Motivò, inoltre, che eventuali irregolarità riguardanti la notifica dell’atto impositivo dovevano intendersi sanate, stante la tempestiva proposizione del ricorso, e che il calcolo delle sanzioni era corretto, anche se l’Ufficio aveva riconosciuto errori materiali, di non rilevante entità, che dovevano essere emendati in sede di recupero a tassazione.

3. La società contribuente ed i soci hanno proposto ricorso per cassazione, con quattordici motivi, cui resiste l’Agenzia delle entrate mediante controricorso.

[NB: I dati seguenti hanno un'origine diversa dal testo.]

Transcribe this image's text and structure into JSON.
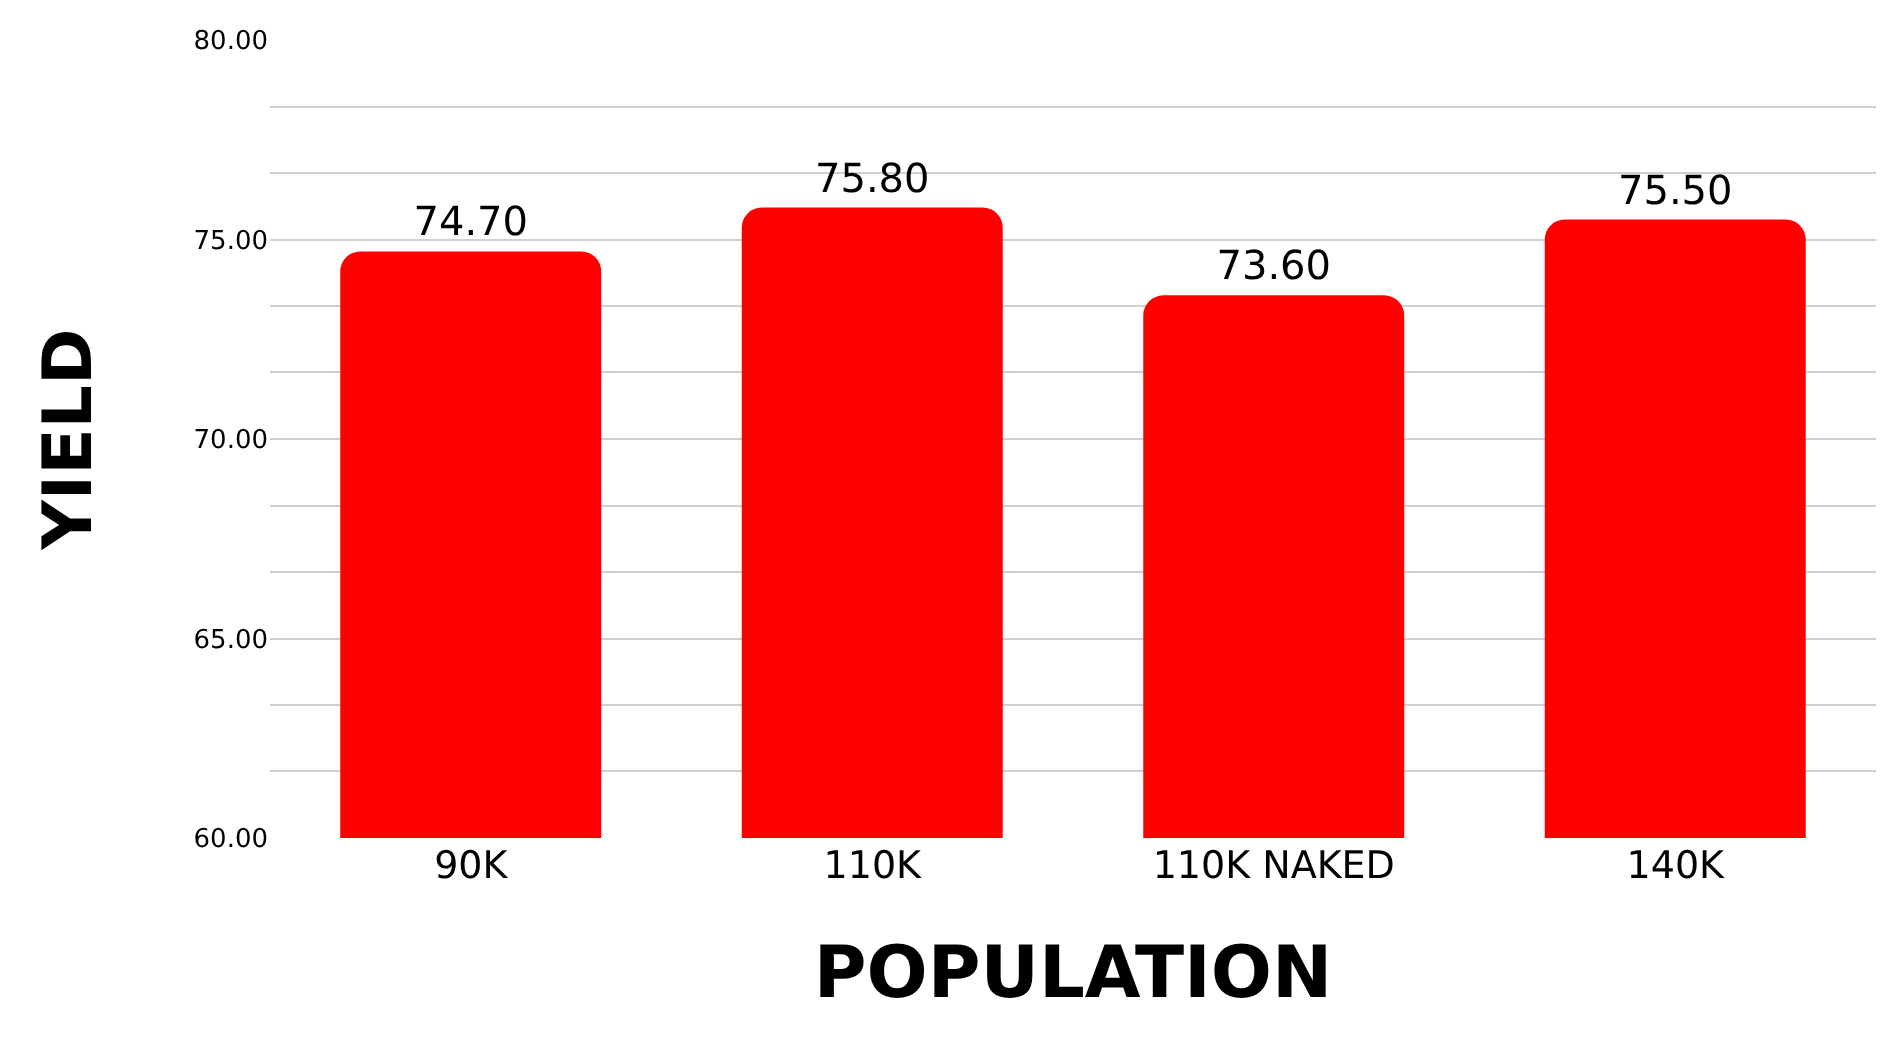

4. In data 7 giugno 2019 le parti contribuenti, dichiarando di volersi avvalere della definizione agevolata delle liti di cui al D.L. n. 119 del 2018, art. 6 hanno depositato istanza di sospensione del processo.

In data 18 dicembre 2020 l’Agenzia delle entrate ha depositato istanza di trattazione, ai sensi del D.L. n. 119 del 2018, art. 6, comma 13, chiedendo la declaratoria di estinzione del giudizio per cessata materia del contendere, con compensazione delle spese di lite, limitatamente al giudizio concernente le posizioni della società Gambrinus di Z.A. & C. s.a.s. e dei soci Z.L.G. e Za.Ma.Ro. e del socio Z.A. per l’anno 2005, e la prosecuzione del giudizio con riguardo all’impugnazione dell’avviso di accertamento notificato a Z.A. per l’anno d’imposta 2004.

Diritto

CONSIDERATO

CHE:

1. Con il primo motivo di ricorso i contribuenti hanno dedotto, in relazione all’art. 360 c.p.c., comma 1, n. 5, l’omessa e contraddittoria motivazione circa un fatto decisivo per il giudizio, lamentando che i giudici di appello avrebbero erroneamente ritenuto che l’eccezione di carenza di firma del responsabile dell’Ufficio, relativamente agli avvisi di accertamento per l’annualità 2005, non fosse stata formulata tempestivamente.

2. Con il secondo motivo, censurando la decisione gravata per violazione e falsa applicazione del D.P.R. n. 600 del 1973, art. 61 i ricorrenti deducono che i giudici di secondo grado, mal interpretando la disposizione normativa richiamata, hanno inteso sostenere che l’eccezione di nullità dovesse essere proposta, a pena di nullità, nel ricorso introduttivo del giudizio, non tenendo conto che in realtà l’eccezione poteva essere fatta valere nel corso di tutto il primo grado di giudizio.

3. Con il terzo motivo di ricorso, rubricato “art. 360 c.p.c., n. 5. Omessa, insufficiente e contraddittoria motivazione in ordine alla ricostruzione induttiva dei ricavi proposta dall’Ufficio di Treviso. Le eccezioni della società ricorrente, ignorate dalla Commissione tributaria regionale, dimostrano l’erroneità dei risultati ottenuti dai verificatori”, le parti ricorrenti sostengono, con riferimento al periodo d’imposta 2004, che l’Ufficio ha adottato una metodologia di ricostruzione induttiva dei ricavi che è giunta a contestare l’evasione della somma di Euro 622.256,41, ottenuta attraverso un meccanismo di calcolo basato su convinzioni personali dell’Ufficio, prive di riscontro nella realtà aziendale e smentite dalle istruzioni del Ministero delle Finanze.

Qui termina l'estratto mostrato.